My name is Boris and I was born in Brussels, Belgium in 1990. I grew up with my mother and two older sisters, because ‘dad’ was never there and certainly not for me. It’s no wonder that I went gay, I mean, I always knew that I am gay. I was always searching for a “male-looking-figure” you know? In fact, I have created a big mentally trouble in my head since my parents broke-up.

So, the circumstances: I was 6 years old and was with my family in Spain for summer vacation at my grandparent’s house. My mom and dad were already in dispute, so they decided to go back home in Brussels. The ‘problem’ was that I was the mini favorite of my mom so she decided to take me also home and let my two older sisters with my grandparents’ home in Spain. Oh, I forgot to tell, we went back by car… which means we had more than 24 hours to drive…The only thing I can remember is my grandmother saying to my mother: “Leave Boris here, don’t take him with you”. But she didn’t listen.

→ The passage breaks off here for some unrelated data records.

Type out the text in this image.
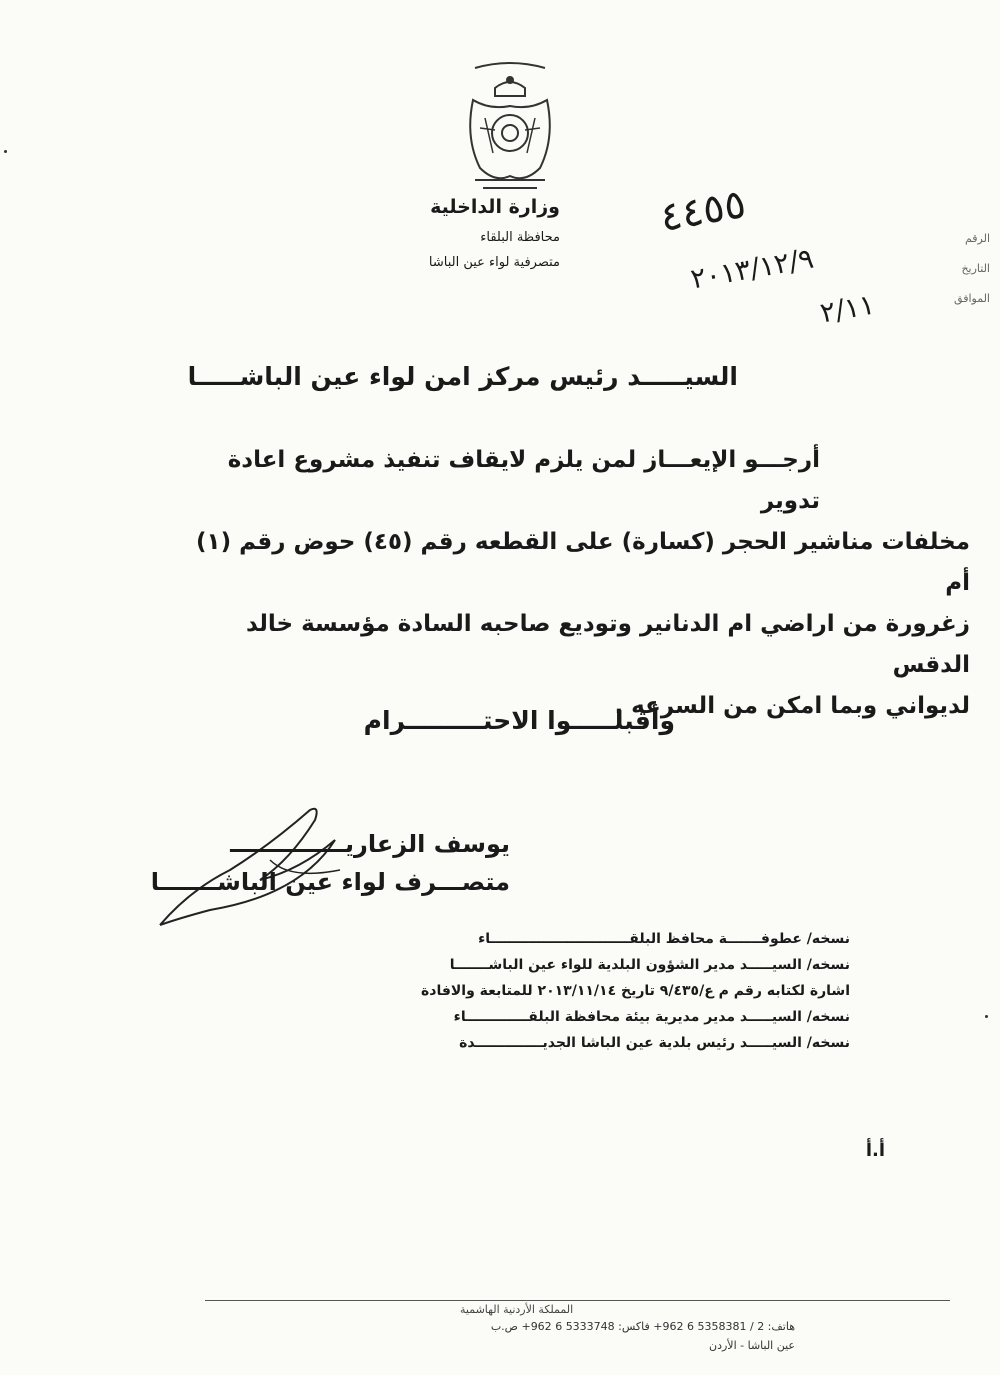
وزارة الداخلية
محافظة البلقاء
متصرفية لواء عين الباشا
٤٤٥٥
٢٠١٣/١٢/٩
٢/١١
الرقم
التاريخ
الموافق
السيـــــد رئيس مركز امن لواء عين الباشـــــا
أرجـــو الإيعـــاز لمن يلزم لايقاف تنفيذ مشروع اعادة تدوير
مخلفات مناشير الحجر (كسارة) على القطعه رقم (٤٥) حوض رقم (١) أم
زغرورة من اراضي ام الدنانير وتوديع صاحبه السادة مؤسسة خالد الدقس
لديواني وبما امكن من السرعه .
وأقبلـــــوا الاحتـــــــــرام
يوسف الزعاريــــــــــــــ
متصـــرف لواء عين الباشـــــــا
نسخه/ عطوفـــــــة محافظ البلقـــــــــــــــــــــــــــــاء
نسخه/ السيـــــد مدير الشؤون البلدية للواء عين الباشـــــــا
اشارة لكتابه رقم م ع/٩/٤٣٥ تاريخ ٢٠١٣/١١/١٤ للمتابعة والافادة
نسخه/ السيـــــد مدير مديرية بيئة محافظة البلقـــــــــــــاء
نسخه/ السيـــــد رئيس بلدية عين الباشا الجديــــــــــــــدة
أ.أ
المملكة الأردنية الهاشمية
هاتف: 2 / 5358381 6 962+ فاكس: 5333748 6 962+ ص.ب
عين الباشا - الأردن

So, we drove the hole day but nothing special… only long roads that never stops. We finally stopped at a “Campanille” once it was night. Its like a sideway hotel where you can eat and sleep. After the long distances we drove we were hungry so we went to the restaurant of the hotel and it’s at that moment that I never could thought the nightmare was about to start. My mother was suddenly crying, left the table and ran as far she can. My dad didn’t know what to do, told me “wait here” and went running after my mom.

I was left alone at a table outside in the dark for a long time. Like maybe 50 min? then my dad came back alone, he didn’t know where mommy was. So, he put me in the room of the hotel, put the tv on and went back searching for mom. But mommy stopped a car, and went away. So, I was left alone (again) for the whole night…with the movie “Jeanne D ’arc” on tv. I was literally traumatized. Afterwards I’ve got like multiple skin issues and was mentally not good but I tried to hide it and stay positive. I was to young to understand wat was happening to me but my body was talking. I remember that I grew up really fast.

At the age of 8 (1998), just before internet was officially released, I found in my mothers’ room some books with naked pictures of men and women. It was actually an old dating method before grindr lol. People sent like a picture of themselves with some text added telling what they were looking for and what they like. It was actually funny cause they added also their phone number. It was a magazine which was released every week I think, I don’t know I was too young, you remember? And while looking at all these funny pictures I will always remember how I preferred looking these beautiful dicks rather the boobs. Voila why I always knew I am gay.

Now after 24 years, I have managed to get out from all these shitty life problems. I have a Boyfriend which is completely different from me and that’s what I like.  You will notice some scarfs on my body and my face, they are like pictures to me. So even if I am mentally stronger, I have to face it every day. Witch make me stronger every day! I don’t have any good family relationship, but I know that I can always count on my boyfriend, friends and my wonderful neighbor who has show me the right way of life. I have met a good fate!